In summary here is what we think: “The “use it or lose it” rule is counterproductive to all parties (the participant, the plan sponsor, and even the Treasury). It requires participants who have not utilized all of their plan contributions into their FSA to do a year-end dance of finding eligible items on which to spend the amounts that would otherwise be forfeitable. We even now see providers directly appealing to FSA participants to spend their soon-to-be-unused dollars with them (e.g. two or three pairs of prescription sunglasses, contact lenses, and additional prescription drugs, among many others). This goes against any public policy or plan sponsor attempt to try to link health care spending with better consumerism. In fact, it is anti-consumerism, sending a message to participants to go spend money indiscriminately before you lose it.

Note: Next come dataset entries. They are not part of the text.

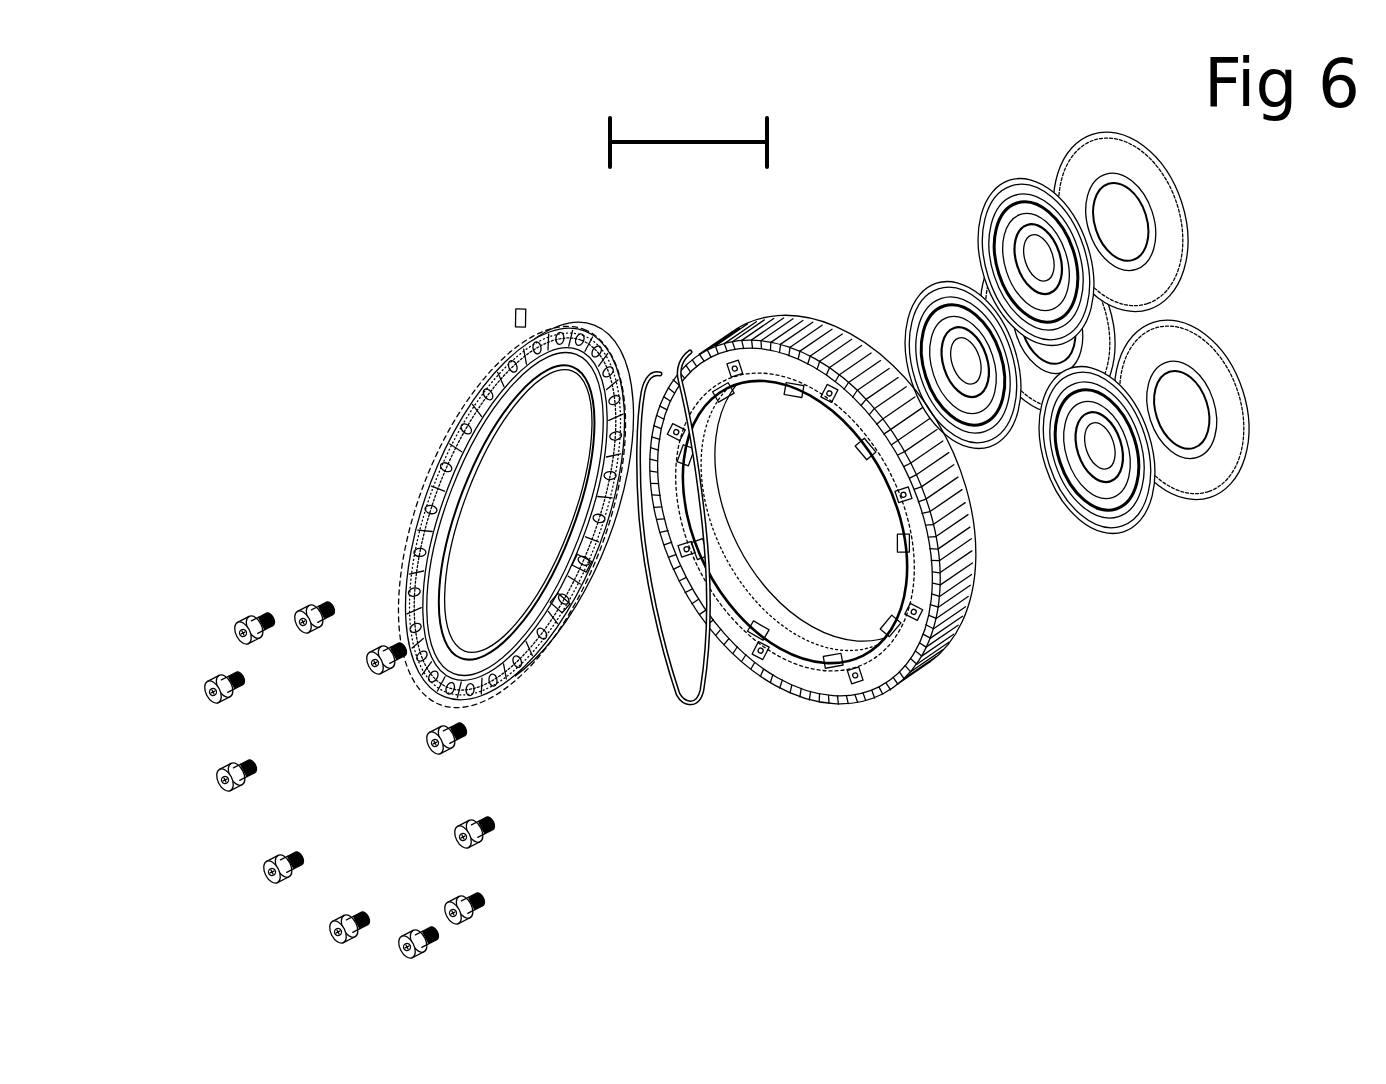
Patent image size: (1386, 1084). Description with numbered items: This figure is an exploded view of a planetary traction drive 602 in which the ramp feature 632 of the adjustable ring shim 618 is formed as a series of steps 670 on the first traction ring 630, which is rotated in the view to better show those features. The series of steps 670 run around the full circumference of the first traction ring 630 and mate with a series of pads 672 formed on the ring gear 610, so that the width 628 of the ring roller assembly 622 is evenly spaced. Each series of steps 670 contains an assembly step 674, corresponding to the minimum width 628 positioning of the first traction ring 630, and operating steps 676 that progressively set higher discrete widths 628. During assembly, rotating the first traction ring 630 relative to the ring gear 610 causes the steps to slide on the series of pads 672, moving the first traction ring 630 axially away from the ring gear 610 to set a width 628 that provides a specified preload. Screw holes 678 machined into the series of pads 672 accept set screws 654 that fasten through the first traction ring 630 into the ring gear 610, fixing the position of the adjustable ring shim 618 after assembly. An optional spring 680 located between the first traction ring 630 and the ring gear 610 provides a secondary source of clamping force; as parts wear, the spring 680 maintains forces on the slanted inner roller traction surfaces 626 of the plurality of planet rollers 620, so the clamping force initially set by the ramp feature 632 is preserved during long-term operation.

The planetary traction drive 602 is at (297, 212).
The ring gear 610 is at (972, 558).
The adjustable ring shim 618 is at (528, 677).
The plurality of planet rollers 620 is at (1129, 394).
The ring roller assembly 622 is at (705, 319).
The slanted inner roller traction surfaces 626 is at (1223, 308).
The width 628 is at (666, 140).
The first traction ring 630 is at (415, 535).
The ramp feature 632 is at (477, 672).
The set screws 654 is at (283, 858).
The series of steps 670 is at (563, 367).
The series of pads 672 is at (723, 332).
The assembly step 674 is at (482, 400).
The operating steps 676 is at (450, 463).
The screw holes 678 is at (733, 617).
The spring 680 is at (703, 710).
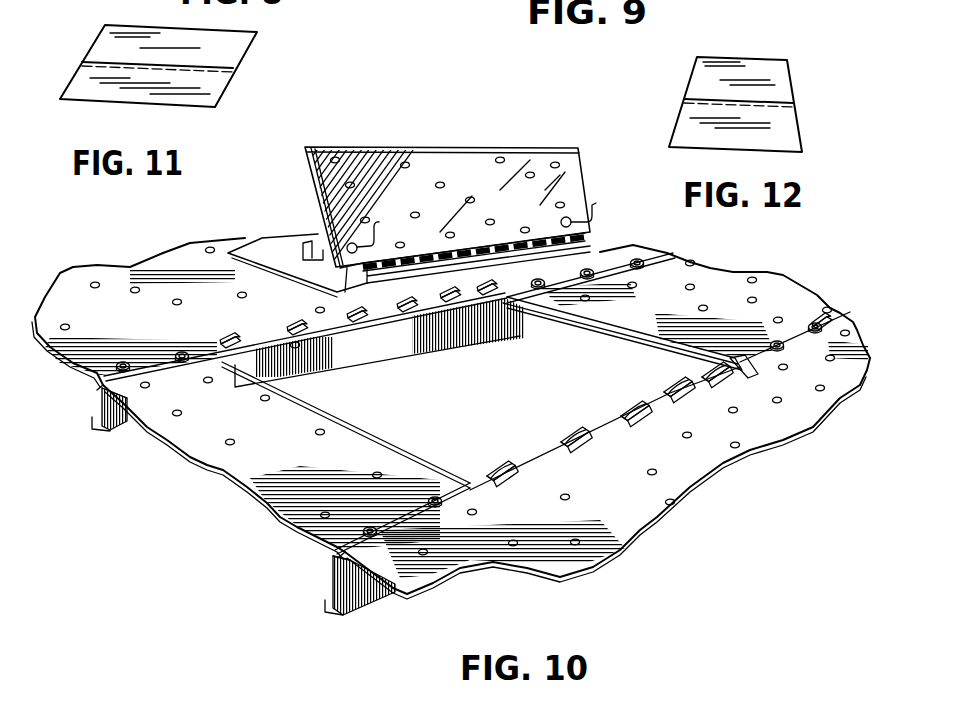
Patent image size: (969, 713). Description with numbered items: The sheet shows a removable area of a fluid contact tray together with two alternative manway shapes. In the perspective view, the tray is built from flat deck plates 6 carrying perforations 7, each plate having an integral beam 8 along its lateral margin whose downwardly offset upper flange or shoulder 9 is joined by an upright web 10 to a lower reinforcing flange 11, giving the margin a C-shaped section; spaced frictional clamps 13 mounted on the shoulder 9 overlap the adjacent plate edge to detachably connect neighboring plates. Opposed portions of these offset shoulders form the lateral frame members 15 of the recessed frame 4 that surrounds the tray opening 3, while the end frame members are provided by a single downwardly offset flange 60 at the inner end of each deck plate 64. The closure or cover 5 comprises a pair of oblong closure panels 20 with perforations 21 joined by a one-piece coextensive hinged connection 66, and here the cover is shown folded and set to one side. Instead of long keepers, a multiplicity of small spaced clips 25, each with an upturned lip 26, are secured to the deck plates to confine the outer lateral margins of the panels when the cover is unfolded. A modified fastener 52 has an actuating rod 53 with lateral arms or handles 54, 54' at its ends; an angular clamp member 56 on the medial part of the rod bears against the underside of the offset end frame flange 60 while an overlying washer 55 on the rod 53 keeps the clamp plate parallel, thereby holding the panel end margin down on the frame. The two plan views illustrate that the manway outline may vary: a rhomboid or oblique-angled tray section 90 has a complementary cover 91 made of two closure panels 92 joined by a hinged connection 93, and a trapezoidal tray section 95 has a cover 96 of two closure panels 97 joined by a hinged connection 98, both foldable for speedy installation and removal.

If Treasury were to repeal the “use it or lose it” rule (which does not exist in the statute), at year-end (or after any allowable grace period or runoff period) participants could be given a choice to either take taxable cash or make a tax-deferred contribution to the plan sponsor’s 401(k), 403(b), or 457(b) plan. This would not violate the rule against deferred compensation in a §125 plan and in fact would result in greater FICA/Medicare/income tax revenue to the Treasury for those participants electing cash and greater payroll tax revenues for those electing the retirement plan option. A cash option is statutorily required since all three Code sections (401(k), 403(b), and 457(b)) require a cash-or-deferred election.”